I've been mostly absent this week for various reasons, and I haven't actually seen any of this week's games. I did have a chance to turn on the Mets game on the radio yesterday afternoon, however by then it was already the 3rd inning and the game was completely out of hand.

It took me a few minutes to realize that Nelson Figueroa hadn't actually started the game.

The disturbing trend du jour with the Mets now is the failure of Oliver Perez to build on his success of last season and continue to drive his career forward.

My completely insane co-worker (who insisted I refer to him as such) called following the game screaming that the Mets should deal Oliver Perez and Omar Minaya to Pittsburgh for Xavier Nady. He then wondered if it was possible to make an awful team even worse. He figured that Minaya ought to be able to screw up the Pirates even moreso than they already are.

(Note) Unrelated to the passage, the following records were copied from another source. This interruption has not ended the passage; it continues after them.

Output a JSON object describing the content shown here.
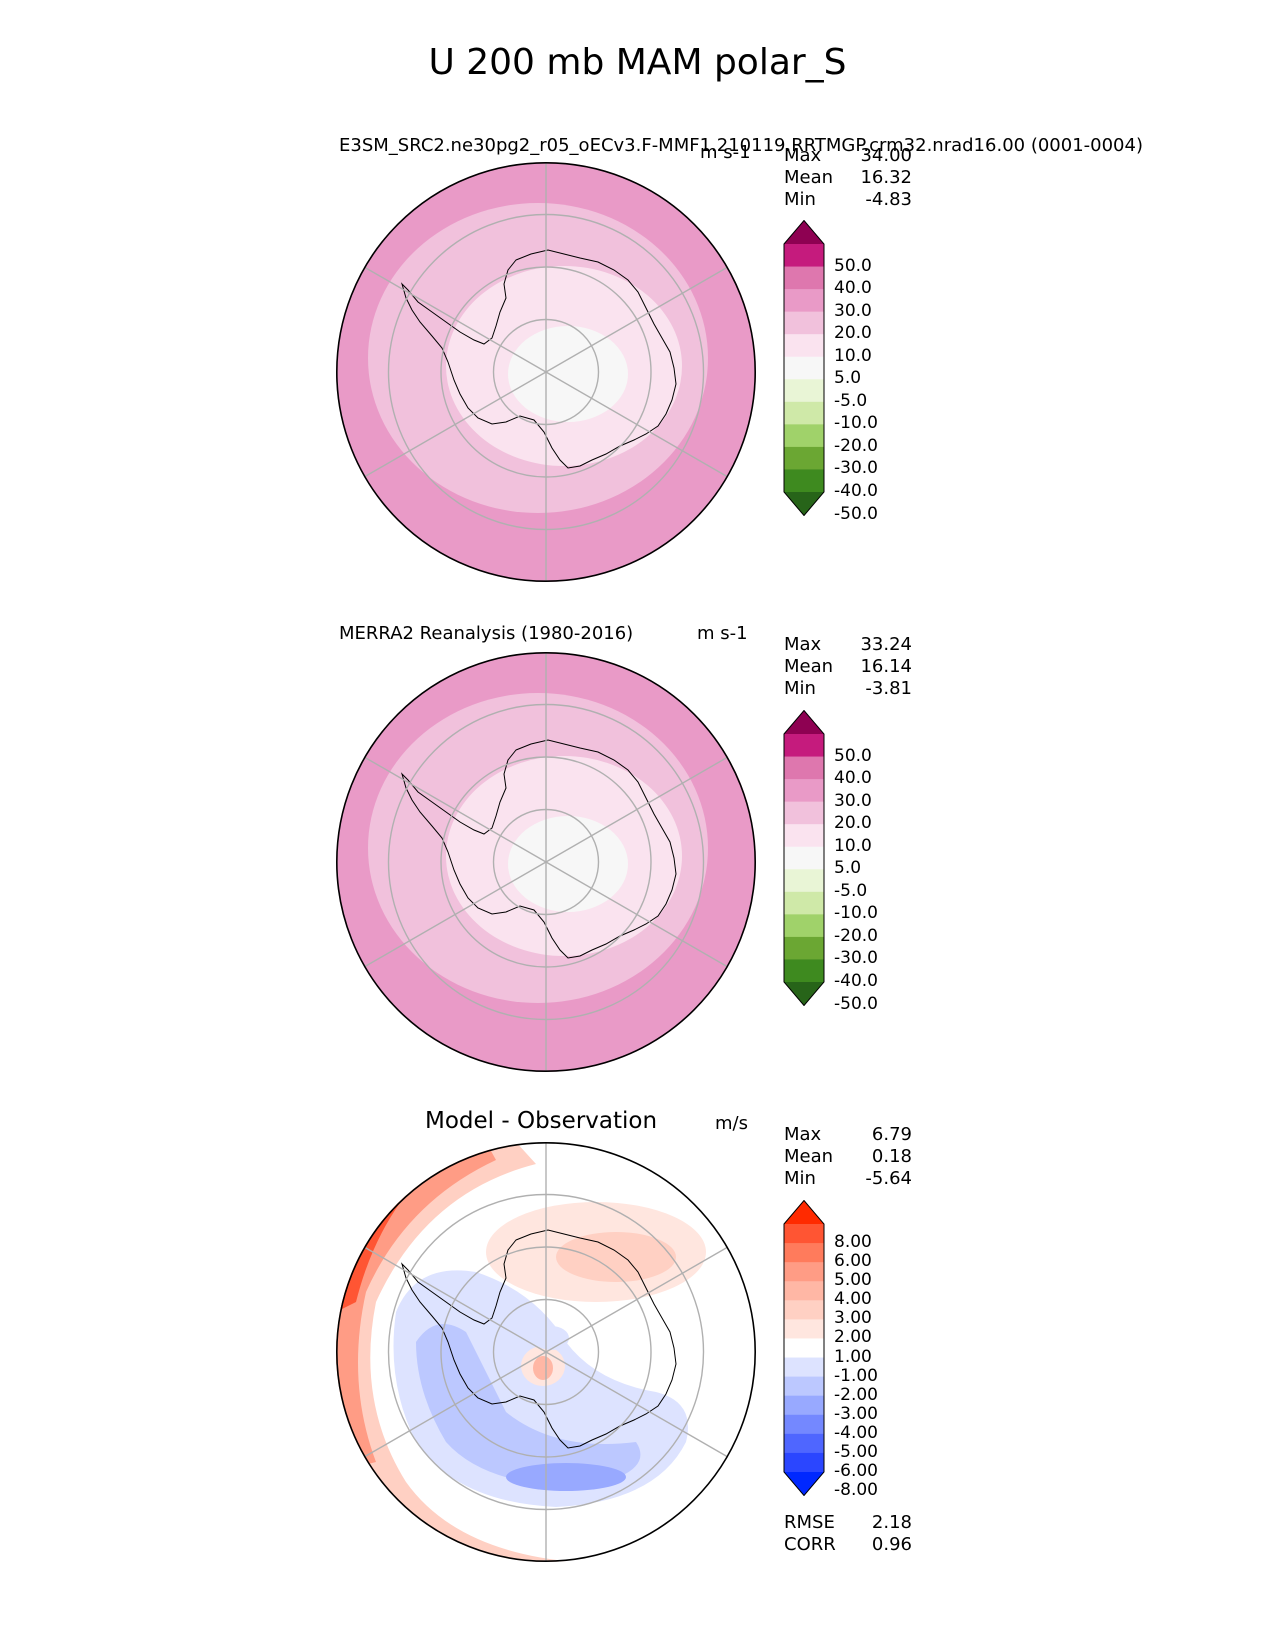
{
  "title": "U 200 mb MAM polar_S",
  "panels": [
    {
      "id": "test",
      "left_title": "E3SM_SRC2.ne30pg2_r05_oECv3.F-MMF1.210119.RRTMGP.crm32.nrad16.00 (0001-0004)",
      "units": "m s-1",
      "stats": [
        {
          "label": "Max",
          "value": "34.00"
        },
        {
          "label": "Mean",
          "value": "16.32"
        },
        {
          "label": "Min",
          "value": "-4.83"
        }
      ],
      "colorbar": {
        "labels": [
          "50.0",
          "40.0",
          "30.0",
          "20.0",
          "10.0",
          "5.0",
          "-5.0",
          "-10.0",
          "-20.0",
          "-30.0",
          "-40.0",
          "-50.0"
        ],
        "colors": [
          "#8e0152",
          "#c51b7d",
          "#de77ae",
          "#e99ac7",
          "#f1c1dc",
          "#fae3ef",
          "#f7f7f7",
          "#e9f5d6",
          "#cfe9a8",
          "#a0d26a",
          "#6ba733",
          "#3e8a1f",
          "#276419"
        ]
      },
      "map_colors": {
        "outer": "#e99ac7",
        "mid": "#f1c1dc",
        "inner": "#fae3ef",
        "center": "#f7f7f7",
        "edge": "#de77ae"
      }
    },
    {
      "id": "reference",
      "left_title": "MERRA2 Reanalysis (1980-2016)",
      "units": "m s-1",
      "stats": [
        {
          "label": "Max",
          "value": "33.24"
        },
        {
          "label": "Mean",
          "value": "16.14"
        },
        {
          "label": "Min",
          "value": "-3.81"
        }
      ],
      "colorbar": {
        "labels": [
          "50.0",
          "40.0",
          "30.0",
          "20.0",
          "10.0",
          "5.0",
          "-5.0",
          "-10.0",
          "-20.0",
          "-30.0",
          "-40.0",
          "-50.0"
        ],
        "colors": [
          "#8e0152",
          "#c51b7d",
          "#de77ae",
          "#e99ac7",
          "#f1c1dc",
          "#fae3ef",
          "#f7f7f7",
          "#e9f5d6",
          "#cfe9a8",
          "#a0d26a",
          "#6ba733",
          "#3e8a1f",
          "#276419"
        ]
      },
      "map_colors": {
        "outer": "#e99ac7",
        "mid": "#f1c1dc",
        "inner": "#fae3ef",
        "center": "#f7f7f7",
        "edge": "#de77ae"
      }
    },
    {
      "id": "difference",
      "center_title": "Model - Observation",
      "units": "m/s",
      "stats": [
        {
          "label": "Max",
          "value": "6.79"
        },
        {
          "label": "Mean",
          "value": "0.18"
        },
        {
          "label": "Min",
          "value": "-5.64"
        }
      ],
      "colorbar": {
        "labels": [
          "8.00",
          "6.00",
          "5.00",
          "4.00",
          "3.00",
          "2.00",
          "1.00",
          "-1.00",
          "-2.00",
          "-3.00",
          "-4.00",
          "-5.00",
          "-6.00",
          "-8.00"
        ],
        "colors": [
          "#ff2a00",
          "#ff5533",
          "#ff7b5c",
          "#ff9c85",
          "#ffb7a5",
          "#ffd0c3",
          "#ffe6df",
          "#ffffff",
          "#dde3ff",
          "#bcc8ff",
          "#98a9ff",
          "#7488ff",
          "#4f66ff",
          "#2b46ff",
          "#0028ff"
        ]
      },
      "metrics": [
        {
          "label": "RMSE",
          "value": "2.18"
        },
        {
          "label": "CORR",
          "value": "0.96"
        }
      ]
    }
  ]
}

Other people laugh these bad outings off and say that Ollie is bound to throw up a stinker every so often.

This is now 4 in a row, and 3 out of 4 where he's just lost it completely without any real warning.

The truth lies somewhere in between. Perez at least seems somewhat cognisant of his responsibility to the club, and at least he's figured out that outings like yesterday, and the one against Milwaukee, and the one in Washington really aren't acceptable anymore. He already had his one shot at a major breakout in 2005, and he did a pretty good job of unraveling to the point where he was in the Minor leagues in 2006. Wagner called him out after yesterday's game, and from what I'm able to glean from this article, Perez did accept it. We know he's inconsistent, but it's beginning to get to the point where it's more than just hoping he's got the right arm slot tonight. We're starting to get to the point where it may be time to admit that Perez is just not that good, and that those two good seasons he's had were more flukish instances of him being able to put a solid string of starts together rather than the true talent bubbling to the surface. Pitchers like Steve Trachsel and Willie Blair managed to parlay seasons like this into millions of dollars.

It's not as though Perez is working with an ERA over 6. His numbers aren't totally horrible. But last year, there were points where he was absolutely the guy you wanted on the mound in a big game. He's not inspiring that confidence in anyone this season.